In so acting, we have examined originals or copies (certified or otherwise identified to our satisfaction) of (i) the Amended and Restated Certificate of Incorporation of the Company; (ii) the Amended and Restated Bylaws of the Company, (iii) the Registration Statement; (iv) the prospectus, which forms a part of the Registration Statement; and (vi) such corporate records, agreements, documents and other instruments, and such certificates or comparable documents of public officials and of officers and representatives of the Company, and have made such inquiries of such officers and representatives, as we have deemed relevant and necessary as a basis for the opinion hereinafter set forth.
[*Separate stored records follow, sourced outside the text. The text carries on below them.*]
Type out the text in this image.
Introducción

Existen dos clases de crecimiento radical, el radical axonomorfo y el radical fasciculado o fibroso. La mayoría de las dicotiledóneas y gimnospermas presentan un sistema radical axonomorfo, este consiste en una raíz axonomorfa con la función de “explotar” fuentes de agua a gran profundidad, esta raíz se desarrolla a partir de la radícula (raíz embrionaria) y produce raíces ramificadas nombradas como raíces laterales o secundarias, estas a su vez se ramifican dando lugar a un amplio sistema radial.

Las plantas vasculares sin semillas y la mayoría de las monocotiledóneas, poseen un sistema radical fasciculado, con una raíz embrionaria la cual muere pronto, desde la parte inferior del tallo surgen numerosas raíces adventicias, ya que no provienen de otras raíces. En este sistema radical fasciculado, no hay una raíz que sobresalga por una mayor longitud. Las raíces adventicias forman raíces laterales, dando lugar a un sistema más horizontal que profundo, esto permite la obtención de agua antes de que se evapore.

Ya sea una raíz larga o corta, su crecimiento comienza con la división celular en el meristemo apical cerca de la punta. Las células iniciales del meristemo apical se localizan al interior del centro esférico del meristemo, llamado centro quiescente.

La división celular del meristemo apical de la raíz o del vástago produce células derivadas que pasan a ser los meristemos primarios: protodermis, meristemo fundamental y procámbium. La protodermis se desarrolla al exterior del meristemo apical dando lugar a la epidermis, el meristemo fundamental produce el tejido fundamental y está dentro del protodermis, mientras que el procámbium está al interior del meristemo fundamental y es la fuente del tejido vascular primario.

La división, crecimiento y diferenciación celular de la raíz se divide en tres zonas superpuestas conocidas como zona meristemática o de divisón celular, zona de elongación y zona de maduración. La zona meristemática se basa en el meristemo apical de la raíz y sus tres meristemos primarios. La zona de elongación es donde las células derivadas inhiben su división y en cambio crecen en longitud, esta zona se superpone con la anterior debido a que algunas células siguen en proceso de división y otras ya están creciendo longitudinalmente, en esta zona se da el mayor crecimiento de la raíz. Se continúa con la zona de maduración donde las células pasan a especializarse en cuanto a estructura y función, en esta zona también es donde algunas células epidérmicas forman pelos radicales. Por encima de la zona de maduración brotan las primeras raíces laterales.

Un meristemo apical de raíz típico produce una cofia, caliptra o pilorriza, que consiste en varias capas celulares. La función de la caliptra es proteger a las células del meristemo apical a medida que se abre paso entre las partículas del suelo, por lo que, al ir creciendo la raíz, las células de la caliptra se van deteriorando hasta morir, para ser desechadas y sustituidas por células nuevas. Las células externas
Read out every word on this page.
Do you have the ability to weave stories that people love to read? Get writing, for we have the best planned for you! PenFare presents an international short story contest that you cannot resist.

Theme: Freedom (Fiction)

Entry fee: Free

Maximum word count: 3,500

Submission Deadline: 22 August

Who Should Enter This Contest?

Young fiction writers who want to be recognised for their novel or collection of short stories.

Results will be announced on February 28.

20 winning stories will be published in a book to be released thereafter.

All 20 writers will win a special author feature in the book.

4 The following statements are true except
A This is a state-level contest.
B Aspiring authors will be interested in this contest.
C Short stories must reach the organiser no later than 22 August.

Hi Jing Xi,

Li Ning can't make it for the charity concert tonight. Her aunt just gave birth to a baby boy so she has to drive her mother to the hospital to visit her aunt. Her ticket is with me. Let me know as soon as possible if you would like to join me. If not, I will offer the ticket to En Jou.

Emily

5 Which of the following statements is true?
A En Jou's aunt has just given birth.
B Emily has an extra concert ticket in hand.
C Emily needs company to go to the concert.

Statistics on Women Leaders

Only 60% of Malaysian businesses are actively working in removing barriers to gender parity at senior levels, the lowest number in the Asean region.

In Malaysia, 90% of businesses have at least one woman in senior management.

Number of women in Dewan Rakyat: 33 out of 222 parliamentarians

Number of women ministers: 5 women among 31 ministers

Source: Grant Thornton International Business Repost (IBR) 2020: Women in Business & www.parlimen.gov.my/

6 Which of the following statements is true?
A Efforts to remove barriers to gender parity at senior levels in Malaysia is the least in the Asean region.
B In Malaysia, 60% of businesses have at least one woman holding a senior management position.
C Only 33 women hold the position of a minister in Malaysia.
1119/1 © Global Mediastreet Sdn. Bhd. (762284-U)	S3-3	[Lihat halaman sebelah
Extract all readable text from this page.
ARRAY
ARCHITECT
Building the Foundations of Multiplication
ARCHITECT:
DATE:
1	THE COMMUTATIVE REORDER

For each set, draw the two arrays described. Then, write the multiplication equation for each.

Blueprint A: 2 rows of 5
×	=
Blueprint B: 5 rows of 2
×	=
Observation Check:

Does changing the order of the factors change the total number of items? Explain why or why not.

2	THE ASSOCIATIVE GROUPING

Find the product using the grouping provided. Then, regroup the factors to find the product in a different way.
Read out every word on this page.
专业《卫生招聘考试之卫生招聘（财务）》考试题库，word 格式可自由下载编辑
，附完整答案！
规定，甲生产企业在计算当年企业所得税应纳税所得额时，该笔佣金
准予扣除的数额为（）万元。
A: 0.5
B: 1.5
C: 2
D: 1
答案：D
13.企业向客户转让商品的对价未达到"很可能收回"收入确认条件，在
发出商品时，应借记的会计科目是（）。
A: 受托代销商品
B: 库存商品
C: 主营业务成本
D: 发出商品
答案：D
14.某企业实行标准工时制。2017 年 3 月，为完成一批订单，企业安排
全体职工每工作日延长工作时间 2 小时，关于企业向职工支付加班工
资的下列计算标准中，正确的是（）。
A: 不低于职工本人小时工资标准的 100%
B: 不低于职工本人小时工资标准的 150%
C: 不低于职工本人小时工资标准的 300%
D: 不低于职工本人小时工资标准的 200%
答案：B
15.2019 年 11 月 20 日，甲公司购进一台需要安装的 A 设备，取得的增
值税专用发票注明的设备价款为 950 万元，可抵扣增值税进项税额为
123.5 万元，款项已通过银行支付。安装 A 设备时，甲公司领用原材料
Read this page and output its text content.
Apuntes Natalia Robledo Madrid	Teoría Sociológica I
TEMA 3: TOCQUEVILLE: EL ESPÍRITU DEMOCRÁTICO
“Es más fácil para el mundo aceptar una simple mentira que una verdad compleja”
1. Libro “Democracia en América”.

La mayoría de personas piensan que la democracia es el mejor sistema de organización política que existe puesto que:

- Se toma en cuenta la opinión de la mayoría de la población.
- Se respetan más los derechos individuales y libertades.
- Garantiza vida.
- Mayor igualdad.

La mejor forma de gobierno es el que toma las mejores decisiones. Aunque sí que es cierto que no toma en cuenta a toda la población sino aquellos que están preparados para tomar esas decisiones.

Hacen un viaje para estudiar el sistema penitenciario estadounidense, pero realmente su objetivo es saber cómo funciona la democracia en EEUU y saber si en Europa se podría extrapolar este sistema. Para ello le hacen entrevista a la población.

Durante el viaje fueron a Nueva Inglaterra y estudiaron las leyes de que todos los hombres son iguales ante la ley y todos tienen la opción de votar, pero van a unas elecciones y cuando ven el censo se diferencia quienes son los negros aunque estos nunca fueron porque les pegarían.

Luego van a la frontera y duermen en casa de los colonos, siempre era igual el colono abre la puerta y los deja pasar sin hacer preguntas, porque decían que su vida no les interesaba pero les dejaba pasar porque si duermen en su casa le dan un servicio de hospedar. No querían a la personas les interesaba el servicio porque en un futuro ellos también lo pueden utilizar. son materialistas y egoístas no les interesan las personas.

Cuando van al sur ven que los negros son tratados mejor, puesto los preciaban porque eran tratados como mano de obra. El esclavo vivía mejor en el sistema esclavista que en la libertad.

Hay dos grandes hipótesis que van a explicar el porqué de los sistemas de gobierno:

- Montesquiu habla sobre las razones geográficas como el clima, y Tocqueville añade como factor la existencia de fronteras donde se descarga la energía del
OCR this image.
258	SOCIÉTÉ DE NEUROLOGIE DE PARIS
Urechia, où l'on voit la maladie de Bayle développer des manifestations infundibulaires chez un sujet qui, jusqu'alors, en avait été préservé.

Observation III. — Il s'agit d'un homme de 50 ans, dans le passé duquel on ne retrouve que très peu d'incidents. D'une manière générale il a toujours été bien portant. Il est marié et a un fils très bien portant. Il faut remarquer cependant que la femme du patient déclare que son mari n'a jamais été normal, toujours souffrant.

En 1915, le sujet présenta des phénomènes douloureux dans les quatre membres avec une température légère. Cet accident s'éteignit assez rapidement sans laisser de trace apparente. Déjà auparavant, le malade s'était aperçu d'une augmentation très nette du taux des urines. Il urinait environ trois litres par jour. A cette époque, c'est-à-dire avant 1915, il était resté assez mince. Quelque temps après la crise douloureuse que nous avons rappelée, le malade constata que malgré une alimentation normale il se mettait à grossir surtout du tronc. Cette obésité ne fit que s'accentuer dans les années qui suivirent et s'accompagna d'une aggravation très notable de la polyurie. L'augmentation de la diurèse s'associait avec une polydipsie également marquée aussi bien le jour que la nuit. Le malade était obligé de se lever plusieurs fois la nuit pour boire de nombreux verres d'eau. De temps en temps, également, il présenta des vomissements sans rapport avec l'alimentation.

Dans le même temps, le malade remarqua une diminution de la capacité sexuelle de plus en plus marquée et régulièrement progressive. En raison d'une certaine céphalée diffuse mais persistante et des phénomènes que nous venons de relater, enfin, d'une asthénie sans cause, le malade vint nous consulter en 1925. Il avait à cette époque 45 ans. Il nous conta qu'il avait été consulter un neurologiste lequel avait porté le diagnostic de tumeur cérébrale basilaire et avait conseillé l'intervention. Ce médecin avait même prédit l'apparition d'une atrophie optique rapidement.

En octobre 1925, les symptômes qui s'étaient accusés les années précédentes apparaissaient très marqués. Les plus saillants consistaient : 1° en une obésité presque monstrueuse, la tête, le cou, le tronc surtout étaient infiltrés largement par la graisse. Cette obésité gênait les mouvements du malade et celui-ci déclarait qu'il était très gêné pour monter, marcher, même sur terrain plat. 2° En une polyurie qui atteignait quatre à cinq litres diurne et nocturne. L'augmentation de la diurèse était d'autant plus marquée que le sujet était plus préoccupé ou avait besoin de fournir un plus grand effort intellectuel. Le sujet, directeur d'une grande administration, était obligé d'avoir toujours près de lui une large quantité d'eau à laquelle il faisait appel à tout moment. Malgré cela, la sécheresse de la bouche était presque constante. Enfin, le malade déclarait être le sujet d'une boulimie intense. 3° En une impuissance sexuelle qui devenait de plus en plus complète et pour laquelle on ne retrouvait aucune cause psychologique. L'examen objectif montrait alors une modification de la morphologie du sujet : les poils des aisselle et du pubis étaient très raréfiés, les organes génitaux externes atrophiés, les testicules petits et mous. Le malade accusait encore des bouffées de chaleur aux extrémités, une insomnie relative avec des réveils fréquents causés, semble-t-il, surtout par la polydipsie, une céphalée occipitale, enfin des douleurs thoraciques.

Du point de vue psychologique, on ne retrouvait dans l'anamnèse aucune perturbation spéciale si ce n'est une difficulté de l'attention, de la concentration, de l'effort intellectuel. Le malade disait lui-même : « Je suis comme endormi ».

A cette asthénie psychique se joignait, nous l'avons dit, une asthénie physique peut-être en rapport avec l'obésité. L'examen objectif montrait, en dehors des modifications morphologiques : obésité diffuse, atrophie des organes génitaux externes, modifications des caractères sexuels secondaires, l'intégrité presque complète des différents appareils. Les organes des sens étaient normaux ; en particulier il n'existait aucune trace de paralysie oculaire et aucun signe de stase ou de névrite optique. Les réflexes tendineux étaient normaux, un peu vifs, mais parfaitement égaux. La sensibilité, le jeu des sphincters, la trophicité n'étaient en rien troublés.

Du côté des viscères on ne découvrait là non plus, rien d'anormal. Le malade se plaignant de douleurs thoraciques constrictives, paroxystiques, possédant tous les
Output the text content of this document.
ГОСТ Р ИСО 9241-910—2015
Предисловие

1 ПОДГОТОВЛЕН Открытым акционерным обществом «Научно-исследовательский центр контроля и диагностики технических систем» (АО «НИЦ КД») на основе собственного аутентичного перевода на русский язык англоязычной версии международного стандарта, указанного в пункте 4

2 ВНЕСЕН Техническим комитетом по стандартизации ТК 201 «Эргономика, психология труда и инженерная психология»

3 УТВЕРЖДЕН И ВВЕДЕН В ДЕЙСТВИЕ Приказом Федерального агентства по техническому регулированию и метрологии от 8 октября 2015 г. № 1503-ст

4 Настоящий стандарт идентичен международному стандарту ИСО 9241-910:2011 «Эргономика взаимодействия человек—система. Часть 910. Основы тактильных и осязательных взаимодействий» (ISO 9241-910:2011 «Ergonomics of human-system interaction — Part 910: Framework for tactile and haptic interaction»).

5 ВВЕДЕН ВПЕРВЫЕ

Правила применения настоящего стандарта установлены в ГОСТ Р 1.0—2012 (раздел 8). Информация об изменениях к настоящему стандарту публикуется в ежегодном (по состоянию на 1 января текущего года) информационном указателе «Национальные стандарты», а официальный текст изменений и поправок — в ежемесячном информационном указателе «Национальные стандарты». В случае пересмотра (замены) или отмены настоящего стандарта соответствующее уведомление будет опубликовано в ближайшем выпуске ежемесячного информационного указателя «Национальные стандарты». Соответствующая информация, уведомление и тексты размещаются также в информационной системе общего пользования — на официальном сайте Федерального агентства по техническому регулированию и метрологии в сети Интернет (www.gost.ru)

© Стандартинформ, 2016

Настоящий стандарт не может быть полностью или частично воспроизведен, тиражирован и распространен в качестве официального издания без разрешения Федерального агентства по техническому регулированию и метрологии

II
In such examination, we have assumed the genuineness of all signatures, the legal capacity of all natural persons, the authenticity of all documents submitted to us as originals, the conformity to original documents of all documents submitted to us as certified, conformed or photostatic copies and the authenticity of the originals of such latter documents. As to all questions of fact material to this opinion that have not been independently established, we have relied upon certificates or comparable documents of officers and representatives of the Company.

Based on the foregoing, and subject to the qualifications stated herein, we are of the opinion that the Common Stock, when sold as contemplated in the Registration Statement, will be duly authorized, validly issued, fully paid and non-assessable.

We hereby consent to the filing of this letter as an exhibit to the Registration Statement and to the reference to our firm under the caption “Legal Matters” in the prospectus which is a part of the Registration Statement.